- 49
László Moholy-Nagy 1895-1946
Description
- László Moholy-Nagy
- 'BERLIN' (FROM THE RADIO TOWER)
Provenance
Gift of the photographer to Moshé Worobeitschik Raviv (Moï Ver)
Galerie Berinson, Berlin, 1980s
Benteler-Morgan Galleries, Houston
Acquired by the present owners from the above
Literature
This print:
László Moholy-Nagy: Frühe Photographien, from the Das Foto Taschenbuch series, Number 16 (Berlin, 1989), pl. 63
Other prints of this image:
László Moholy-Nagy, Vision in Motion (Chicago, 1947), fig. 226
Krisztina Passuth, Moholy-Nagy (London, 1987), pl. 79
Eleanor M. Hight, Picturing Modernism: Moholy-Nagy and Photography in Weimar Germany (Cambridge, 1995), pl. 61
Andreas Haus, Photographs and Photograms: Moholy-Nagy (New York, 1980), pl. 40
Van Deren Coke, Avant-garde Photography in Germany, 1919-1939 (München, 1982), pl. 38
Daniel Wolf, The Art of Photography, 1839-1989 (New Haven, 1989), pl. 236
Richard Bolton, ed., The Contest of Meaning: Critical Histories of Photography (Cambridge, 1989), p. 92
Catalogue Note
The photograph offered here is the most important of a series of photographs that Moholy-Nagy took from the new Berlin radio tower, erected in 1926. Moholy appears to have photographed from the tower over a period of nearly two years, from its opening in September 1926 until May 1928. The present photograph was made during the winter of 1928, when snow helped to transform the landscape into an abstraction. Moholy's use of the high vantage point was among several strategies he employed to 'unlock' the picture space established by traditional, eye-level perspective. In this instance, at first glance, the image seems a complex study of black lines and shapes on a white background. Only with scrutiny do walkways, lampposts, trees, and buildings become apparent.

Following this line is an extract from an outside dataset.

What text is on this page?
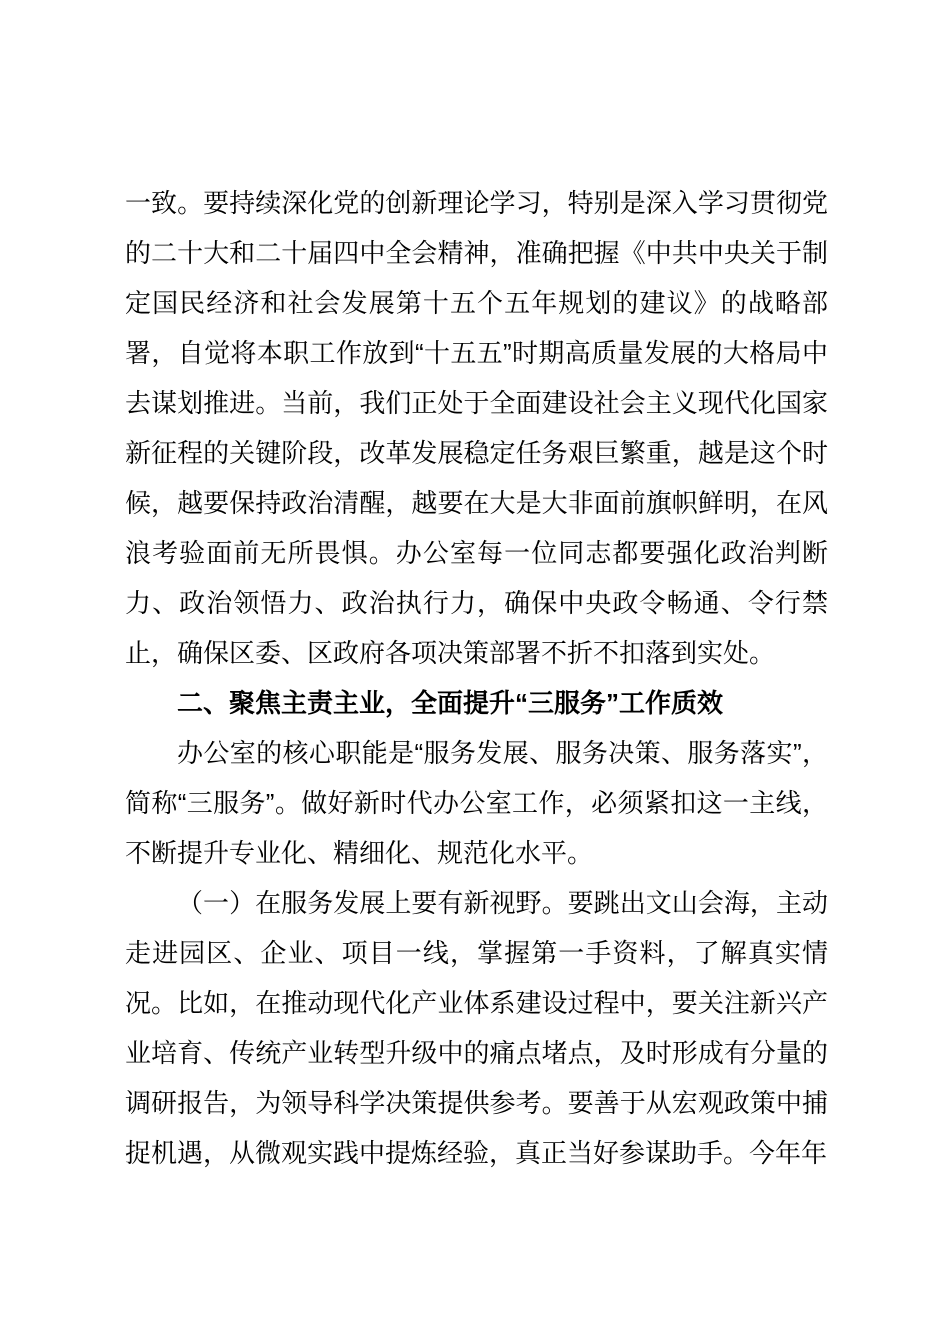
一致。要持续深化党的创新理论学习，特别是深入学习贯彻党的二十大和二十届四中全会精神，准确把握《中共中央关于制定国民经济和社会发展第十五个五年规划的建议》的战略部署，自觉将本职工作放到“十五五”时期高质量发展的大格局中去谋划推进。当前，我们正处于全面建设社会主义现代化国家新征程的关键阶段，改革发展稳定任务艰巨繁重，越是这个时候，越要保持政治清醒，越要在大是大非面前旗帜鲜明，在风浪考验面前无所畏惧。办公室每一位同志都要强化政治判断力、政治领悟力、政治执行力，确保中央政令畅通、令行禁止，确保区委、区政府各项决策部署不折不扣落到实处。

二、聚焦主责主业，全面提升“三服务”工作质效

办公室的核心职能是“服务发展、服务决策、服务落实”，简称“三服务”。做好新时代办公室工作，必须紧扣这一主线，不断提升专业化、精细化、规范化水平。

（一）在服务发展上要有新视野。要跳出文山会海，主动走进园区、企业、项目一线，掌握第一手资料，了解真实情况。比如，在推动现代化产业体系建设过程中，要关注新兴产业培育、传统产业转型升级中的痛点堵点，及时形成有分量的调研报告，为领导科学决策提供参考。要善于从宏观政策中捕捉机遇，从微观实践中提炼经验，真正当好参谋助手。今年年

The present image is perhaps Moholy's most famous photograph made with a camera. A ceaseless experimenter, Moholy influenced the visual culture of the 20th century in incalculable ways, and the image offered here was recognized early on as one of his definitive statements. In 1937, it was chosen by Beaumont Newhall for inclusion in The Museum of Modern Art's ground-breaking survey of the history of photography, 'Photography 1839 - 1937,' where it was listed in the catalogue as 'Berlin from the Wireless Tower.' It was part of the Museum's 1940-41 inaugural exhibition for the newly-formed Department of Photographs, 'Sixty Photographs,' and was one of 8 photographs from that show reproduced in the Museum's Bulletin for December 1940/January 1941. The print of the image offered here, a true early print, is matted to correspond to the cropping typically used by the photographer in published versions of the image, and in a later print he made in a small edition in 1941 (see below). Examination of the present print outside of its mat and frame shows a fuller version of the negative, including traces of the original black negative edges. The print appears to have been hand-trimmed.

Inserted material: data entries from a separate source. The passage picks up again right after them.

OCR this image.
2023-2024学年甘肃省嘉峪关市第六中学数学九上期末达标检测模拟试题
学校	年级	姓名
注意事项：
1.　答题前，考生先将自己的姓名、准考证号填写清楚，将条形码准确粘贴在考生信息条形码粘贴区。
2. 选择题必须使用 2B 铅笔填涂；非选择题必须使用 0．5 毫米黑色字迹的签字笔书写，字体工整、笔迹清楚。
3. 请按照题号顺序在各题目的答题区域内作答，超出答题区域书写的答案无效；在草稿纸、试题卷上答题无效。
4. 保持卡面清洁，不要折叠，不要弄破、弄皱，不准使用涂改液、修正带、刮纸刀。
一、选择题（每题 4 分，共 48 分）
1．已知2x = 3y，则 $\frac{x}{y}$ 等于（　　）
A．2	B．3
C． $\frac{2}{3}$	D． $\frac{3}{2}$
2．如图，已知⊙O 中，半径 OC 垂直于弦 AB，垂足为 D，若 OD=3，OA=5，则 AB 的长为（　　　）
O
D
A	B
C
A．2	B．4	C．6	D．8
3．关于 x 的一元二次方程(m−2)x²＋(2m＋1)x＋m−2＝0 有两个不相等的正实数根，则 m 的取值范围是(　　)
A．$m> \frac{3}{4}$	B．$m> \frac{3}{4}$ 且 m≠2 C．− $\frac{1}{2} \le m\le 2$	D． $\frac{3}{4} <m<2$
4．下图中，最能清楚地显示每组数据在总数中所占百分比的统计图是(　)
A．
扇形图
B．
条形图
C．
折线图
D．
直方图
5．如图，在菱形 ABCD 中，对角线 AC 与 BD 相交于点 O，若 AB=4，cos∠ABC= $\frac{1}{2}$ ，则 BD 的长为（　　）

As of this writing, only two early prints of this image have been located in institutional collections in the United States: a print in The Museum of Modern Art, acquired by them in Beaumont Newhall's purchase of Moholy's entire exhibition at New York's Delphic Studios in 1939; and a print in the Gernsheim Collection at the University of Texas at Austin (both noted by Haus, p. 66, cat. no. 40). Another of Moholy's photographs from the tower in winter, with a less radical composition, are in the Julien Levy Collection at the Art Institute of Chicago, and in the San Francisco Museum of Modern Art. A print of this somewhat more conventional image, formerly in the collection of the Gilman Paper Company, was sold in these rooms on 14 February 2006 (Sale 8165, Lot 35).
No early print of this image has been sold at auction in over two decades. A later print of the image made in 1941, part of The Museum of Modern Art's 1941 American Photographs at $10 show, was sold in these rooms in April 1993 (Sale 6407, Lot 330). For this project, Moholy-Nagy -- along with Charles Sheeler, Berenice Abbott, Walker Evans, and others -- contributed one photograph each to the exhibition, and agreed to make available to the public this same image in an edition of 10, at $10 per print.

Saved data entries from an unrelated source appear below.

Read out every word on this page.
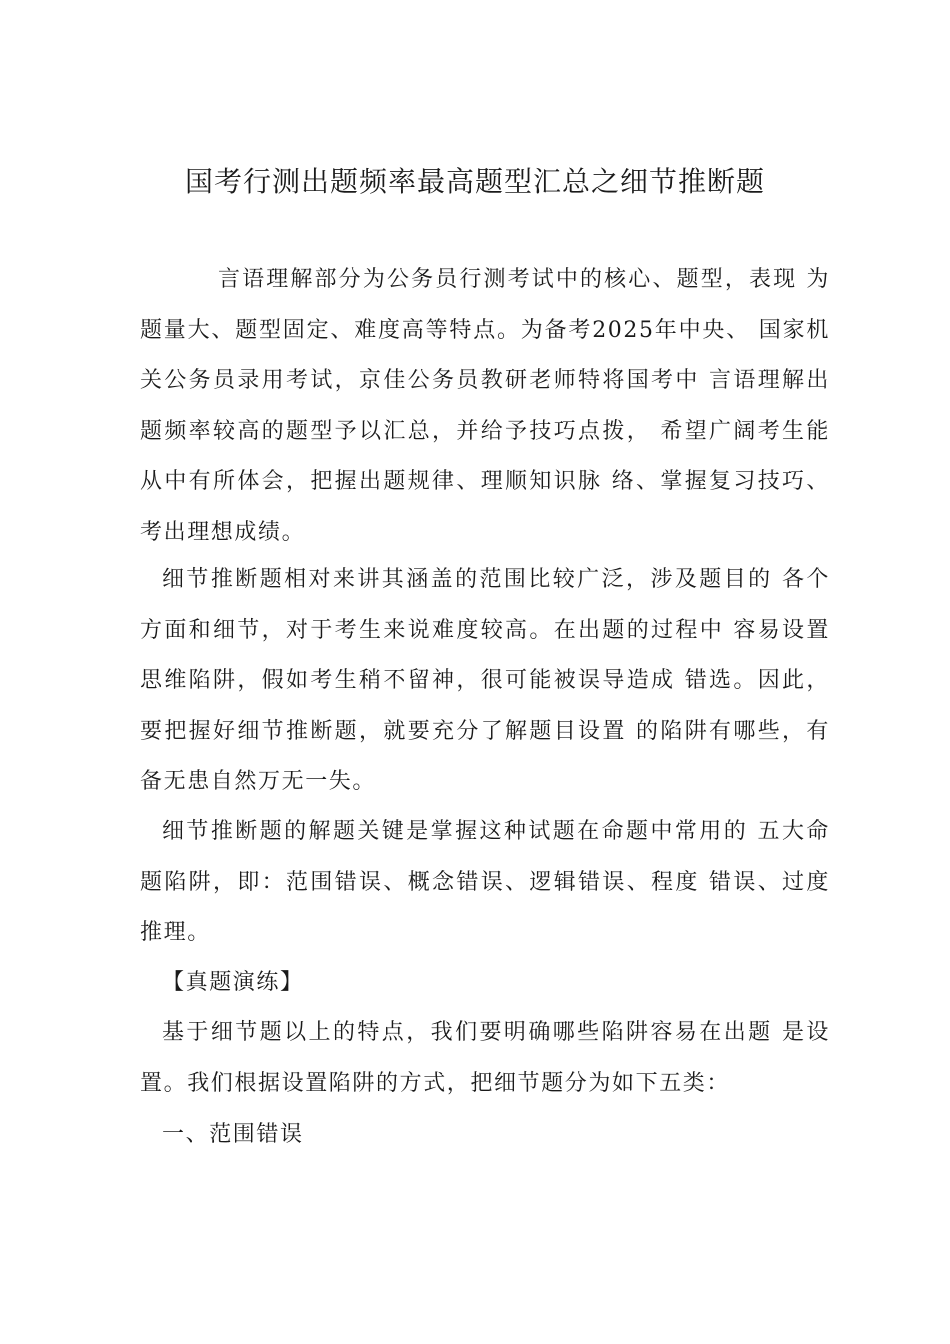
国考行测出题频率最高题型汇总之细节推断题

言语理解部分为公务员行测考试中的核心、题型，表现 为题量大、题型固定、难度高等特点。为备考2025年中央、 国家机关公务员录用考试，京佳公务员教研老师特将国考中 言语理解出题频率较高的题型予以汇总，并给予技巧点拨， 希望广阔考生能从中有所体会，把握出题规律、理顺知识脉 络、掌握复习技巧、考出理想成绩。

细节推断题相对来讲其涵盖的范围比较广泛，涉及题目的 各个方面和细节，对于考生来说难度较高。在出题的过程中 容易设置思维陷阱，假如考生稍不留神，很可能被误导造成 错选。因此，要把握好细节推断题，就要充分了解题目设置 的陷阱有哪些，有备无患自然万无一失。

细节推断题的解题关键是掌握这种试题在命题中常用的 五大命题陷阱，即：范围错误、概念错误、逻辑错误、程度 错误、过度推理。

【真题演练】

基于细节题以上的特点，我们要明确哪些陷阱容易在出题 是设置。我们根据设置陷阱的方式，把细节题分为如下五类：

一、范围错误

The early print offered here comes originally from the collection of Moshe Worobeitschik Raviv (1904 - 1995), the photographer best known for his dynamic 1931 book of photomontages of Paris, published under the name of Moï Ver (see The Book of 101 Books: Seminal Photography Books of the Twentieth Century, New York, 2001, pp. 70-73). The print was given by Moholy to Raviv when the latter was a student at the Bauhaus around 1929. In 1950, Raviv emigrated to Israel, where the present print was acquired by the Galerie Berinson, Berlin, around 1987.